Maxim soon found that it was one thing to build a machine gun and quite another to sell it. When he tried to peddle his weapon to the European powers, he discovered they preferred the Nordenfeldt machine gun.

Even by the standards of the 1880’s the Nordenfeldt was primitive, but its makers had one great commercial advantage: Basil Zaharoff, a mysterious East European who was the best arms salesman in the world. Suave, persuasive, and utterly ruthless, Zaharoff shadowed Maxim around Europe, telling would-be buyers that the superb new weapon was the work of “a Yankee … philosophical instrument maker” who painstakingly made each gun to measurements “of the utmost accuracy—one hundredth part of a millimeter here or there and it will not work. … Do you expect that you could get an army of Boston philosophical instrument makers to work them?”
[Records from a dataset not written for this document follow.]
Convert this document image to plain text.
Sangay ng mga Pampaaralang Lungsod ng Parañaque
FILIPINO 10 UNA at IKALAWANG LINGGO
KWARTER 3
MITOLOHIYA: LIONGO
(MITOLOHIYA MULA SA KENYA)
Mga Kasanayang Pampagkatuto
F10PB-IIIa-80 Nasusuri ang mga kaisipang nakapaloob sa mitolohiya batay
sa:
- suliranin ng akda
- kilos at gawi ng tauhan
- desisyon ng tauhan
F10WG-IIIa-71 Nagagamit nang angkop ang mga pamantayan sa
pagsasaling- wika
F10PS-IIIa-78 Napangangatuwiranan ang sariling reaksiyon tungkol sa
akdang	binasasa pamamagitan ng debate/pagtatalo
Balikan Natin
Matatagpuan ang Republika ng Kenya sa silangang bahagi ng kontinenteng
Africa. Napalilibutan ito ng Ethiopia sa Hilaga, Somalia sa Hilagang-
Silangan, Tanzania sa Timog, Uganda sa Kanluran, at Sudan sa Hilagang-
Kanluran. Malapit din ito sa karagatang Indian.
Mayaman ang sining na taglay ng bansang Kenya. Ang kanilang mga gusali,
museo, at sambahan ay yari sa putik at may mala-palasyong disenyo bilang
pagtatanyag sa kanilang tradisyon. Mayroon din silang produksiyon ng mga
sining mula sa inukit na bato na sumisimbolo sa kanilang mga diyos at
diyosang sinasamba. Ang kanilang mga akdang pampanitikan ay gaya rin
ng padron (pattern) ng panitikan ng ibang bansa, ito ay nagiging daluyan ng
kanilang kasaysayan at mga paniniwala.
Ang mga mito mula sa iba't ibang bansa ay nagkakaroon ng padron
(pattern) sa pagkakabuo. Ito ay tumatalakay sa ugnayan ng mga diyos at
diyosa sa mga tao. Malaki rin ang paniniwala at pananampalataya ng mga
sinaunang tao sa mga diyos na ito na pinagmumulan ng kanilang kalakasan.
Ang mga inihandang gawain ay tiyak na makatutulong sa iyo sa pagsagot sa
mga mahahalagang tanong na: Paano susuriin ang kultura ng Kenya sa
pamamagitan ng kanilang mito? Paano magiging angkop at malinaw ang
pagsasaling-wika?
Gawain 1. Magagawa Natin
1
When mellifluous lying failed, Zaharoff bribed officials to buy the Nordenfeldt; when bribery failed, he sabotaged Maxim’s guns on the eve of their demonstrations. Finally, Maxim merged with the Nordenfeldt Company, but even with the indefatigable Zaharoff now on his side, he found the going rough. Many countries were suspicious of the revolutionary weapon, and others simply didn’t care. One Turkish official waved Maxim aside saying, “Invent a new vice for us and we will receive you with open arms; that is what we want.”

Nevertheless, in the constant colonial wars of the era, Maxim’s gun began to make a name for itself. When British forces in the Sudan turned their Maxims on the dervishes at Omdurman in 1898, one correspondent said “a visible wave of death swept over the advancing host.” By the turn of the century the Maxim was renowned enough to figure in Hilaire Belloc’s famous couplet, which had a cool British official surveying a horde of angry natives and murmuring: “Whatever happens, we have got/The Maxim Gun, and they have not.”

As the gun began to sell, Maxim devoted time to other experiments—notably some pioneering work in aviation—and to discrediting the efforts of other inventors. He was always fiercely jealous, and his autobiography, a singularly unappealing document, is a catalogue of minor grudges and petty triumphs. He took on his brother Hudson as a partner for a while, but soon became resentful of his inventive gifts. Hudson claimed that after he had returned to America, Hiram actually hired a representative to follow him there and interfere with his work. “He told me one time,” Hudson said years later, “that if the telescope hadn’t been invented he would have invented it; and I think he never felt kindly toward Galileo for having got ahead of him.”

In 1900 Maxim became a British subject, and the next year Queen Victoria acknowledged his service to her Empire by knighting him. Maxim’s genius became even more widely recognized when the First World War broke out in 1914. As the lines of trenches spread across Europe, the laggard powers studied their deadlocked armies and began to realize what a truly formidable weapon the machine gun was.

Maxim died in the winter of 1916, just as the battle of the Somme, the most stunning demonstration of his gun, was drawing to a close. He doubtless had heard of the three quarters of a million British soldiers killed, most of them by German machine guns—which had been manufactured under his patents since the 1890’s—but he had nothing to say about them. He had other concerns in his last years. He had rented a front room at the top of a building in a London business district, and there he spent hours blowing black beans out of a peashooter at a Salvation Army band that regularly played across the street.